Car oui, j’oubliais l’essentiel : ici Donald a un pistolet ventouse qui tire des…euh des ventouses du coup. Alors nulle question de déboucher les toilettes de tout Canardville, non, ici vos ventouses immobilisent les adversaires plusieurs secondes. En effet, parce que chez Disney on ne tue pas, il fallait trouver un moyen de contournement. Quoi de mieux qu’un débouche WC me direz-vous ? D’ailleurs, dans la même lignée, vous n’avez pas ici des vies mais des « essais », en effet, chez Disney, on ne meurt pas mais on réessaye. Pour revenir à notre pistolet WC préféré, ce dernier s’étoffera au fur et à mesure du jeu, il y a des ventouses plus puissantes à gagner et deux autres armes à découvrir : un lance pop-corn et un lance bulle, original je vous dis.

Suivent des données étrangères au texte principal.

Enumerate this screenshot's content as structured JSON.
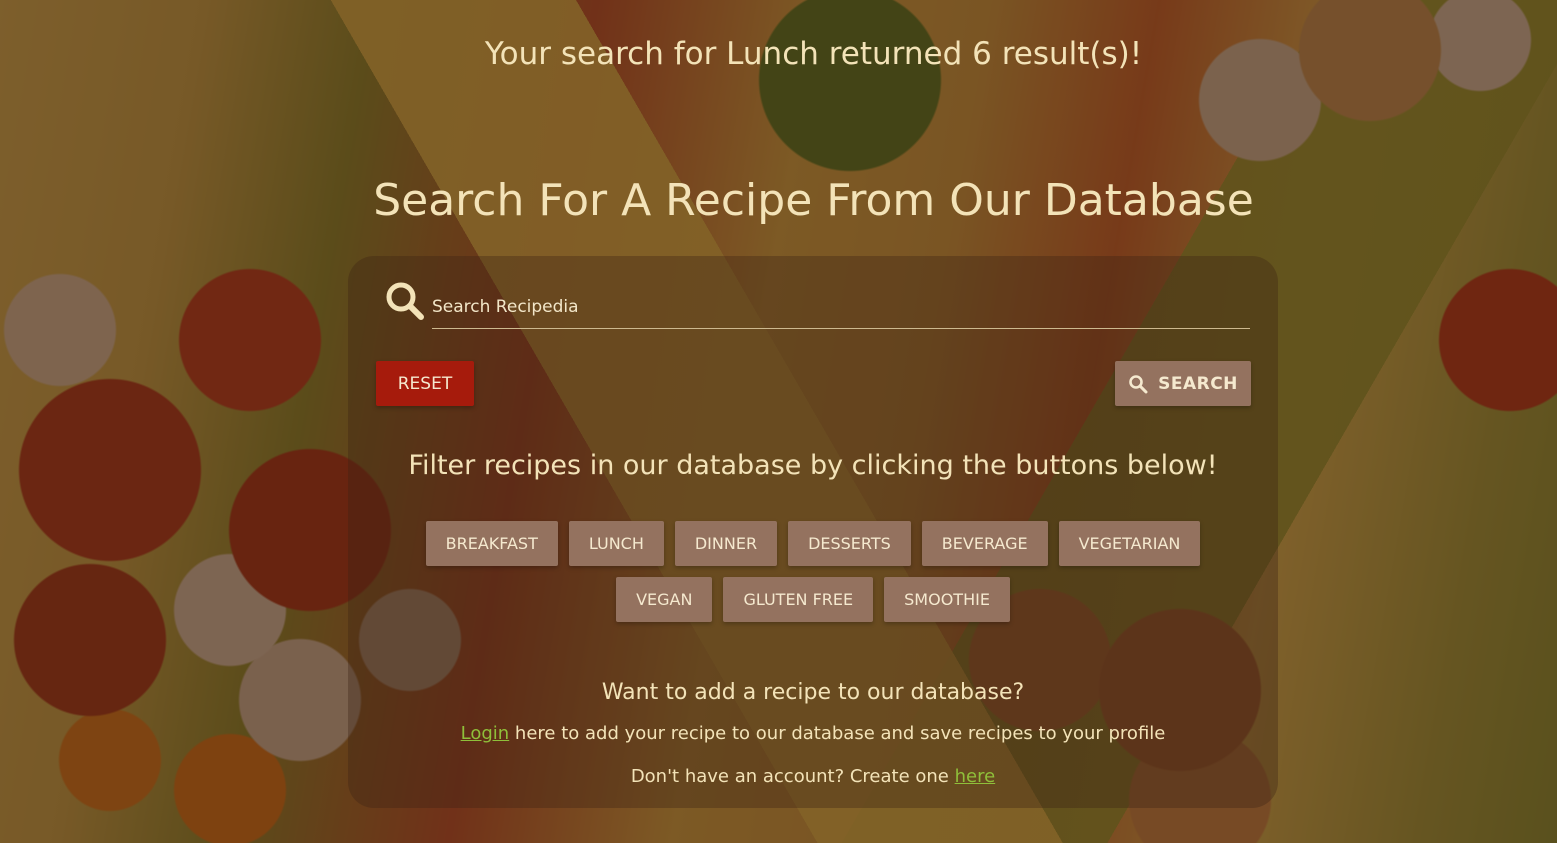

Vous ai-je aussi mentionné la capacité de Donald à glisser, disons même « slider » sur le sol d’une manière très cartoonesque ?! Pourtant il le peut, et nul doute que cela vous sera utile pour outrepasser certaines difficultés. Au-delà du mini aspect RPG-découverte, le jeu se paye le luxe d’inclure moult guests comme Géo Trouvetou, Dingo, de caster Pat Hibulaire dans de multiples cameo de méchants (coup de cœur pour son accoutrement en tant que grand-mère) et de vous faire affronter le comte Dracula !

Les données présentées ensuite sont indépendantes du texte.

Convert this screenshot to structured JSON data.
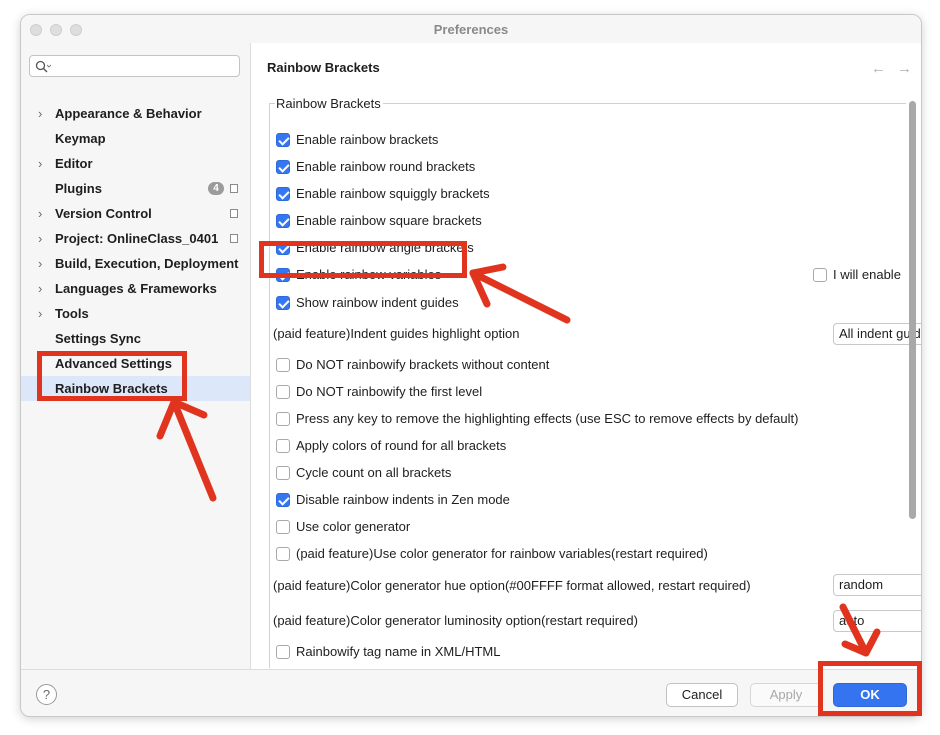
{
  "window": {
    "title": "Preferences"
  },
  "search": {
    "placeholder": ""
  },
  "sidebar": {
    "items": [
      {
        "label": "Appearance & Behavior",
        "expandable": true
      },
      {
        "label": "Keymap",
        "expandable": false
      },
      {
        "label": "Editor",
        "expandable": true
      },
      {
        "label": "Plugins",
        "expandable": false,
        "badge": "4"
      },
      {
        "label": "Version Control",
        "expandable": true
      },
      {
        "label": "Project: OnlineClass_0401",
        "expandable": true
      },
      {
        "label": "Build, Execution, Deployment",
        "expandable": true
      },
      {
        "label": "Languages & Frameworks",
        "expandable": true
      },
      {
        "label": "Tools",
        "expandable": true
      },
      {
        "label": "Settings Sync",
        "expandable": false
      },
      {
        "label": "Advanced Settings",
        "expandable": false
      },
      {
        "label": "Rainbow Brackets",
        "expandable": false,
        "selected": true
      }
    ]
  },
  "main": {
    "title": "Rainbow Brackets",
    "group_title": "Rainbow Brackets",
    "options": [
      {
        "label": "Enable rainbow brackets",
        "checked": true
      },
      {
        "label": "Enable rainbow round brackets",
        "checked": true
      },
      {
        "label": "Enable rainbow squiggly brackets",
        "checked": true
      },
      {
        "label": "Enable rainbow square brackets",
        "checked": true
      },
      {
        "label": "Enable rainbow angle brackets",
        "checked": true
      },
      {
        "label": "Enable rainbow variables",
        "checked": true
      },
      {
        "label": "Show rainbow indent guides",
        "checked": true
      }
    ],
    "side_option": {
      "label": "I will enable",
      "checked": false
    },
    "indent_highlight": {
      "label": "(paid feature)Indent guides highlight option",
      "value": "All indent guid"
    },
    "options2": [
      {
        "label": "Do NOT rainbowify brackets without content",
        "checked": false
      },
      {
        "label": "Do NOT rainbowify the first level",
        "checked": false
      },
      {
        "label": "Press any key to remove the highlighting effects (use ESC to remove effects by default)",
        "checked": false
      },
      {
        "label": "Apply colors of round for all brackets",
        "checked": false
      },
      {
        "label": "Cycle count on all brackets",
        "checked": false
      },
      {
        "label": "Disable rainbow indents in Zen mode",
        "checked": true
      },
      {
        "label": "Use color generator",
        "checked": false
      },
      {
        "label": "(paid feature)Use color generator for rainbow variables(restart required)",
        "checked": false
      }
    ],
    "hue_option": {
      "label": "(paid feature)Color generator hue option(#00FFFF format allowed, restart required)",
      "value": "random"
    },
    "luminosity_option": {
      "label": "(paid feature)Color generator luminosity option(restart required)",
      "value": "auto"
    },
    "xml_option": {
      "label": "Rainbowify tag name in XML/HTML",
      "checked": false
    }
  },
  "footer": {
    "help_label": "?",
    "cancel_label": "Cancel",
    "apply_label": "Apply",
    "ok_label": "OK"
  },
  "colors": {
    "accent": "#3574f0",
    "annotation": "#e1341e",
    "selection": "#dce7fa"
  }
}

Des 3 niveaux du départ, vous parcourrez pas moins de 9 tableaux presque tous aussi colorés les uns que les autres (les 2 derniers niveaux l’étant moins à mon goût) : allant de Canardville au pôle Sud en passant par la Transylvanie et par un train de mine Égyptien. Ajoutons à cela de superbes musiques, bon évidemment ce n’est pas le top 50, les thèmes bouclent d’ailleurs un peu trop rapidement, mais ils ont le mérite de coller parfaitement à l’action de chaque niveau, et, chose rare pour un jeu de première génération, il n’y a pas ce son métallique commun à tant de productions Megadrive. Vous aurez d’ailleurs forcément une mélodie préférée. (Qui a dit entêtante ?) Personnellement, j’ai jeté mon dévolu sur les mélodies du Mexique et du bateau Viking.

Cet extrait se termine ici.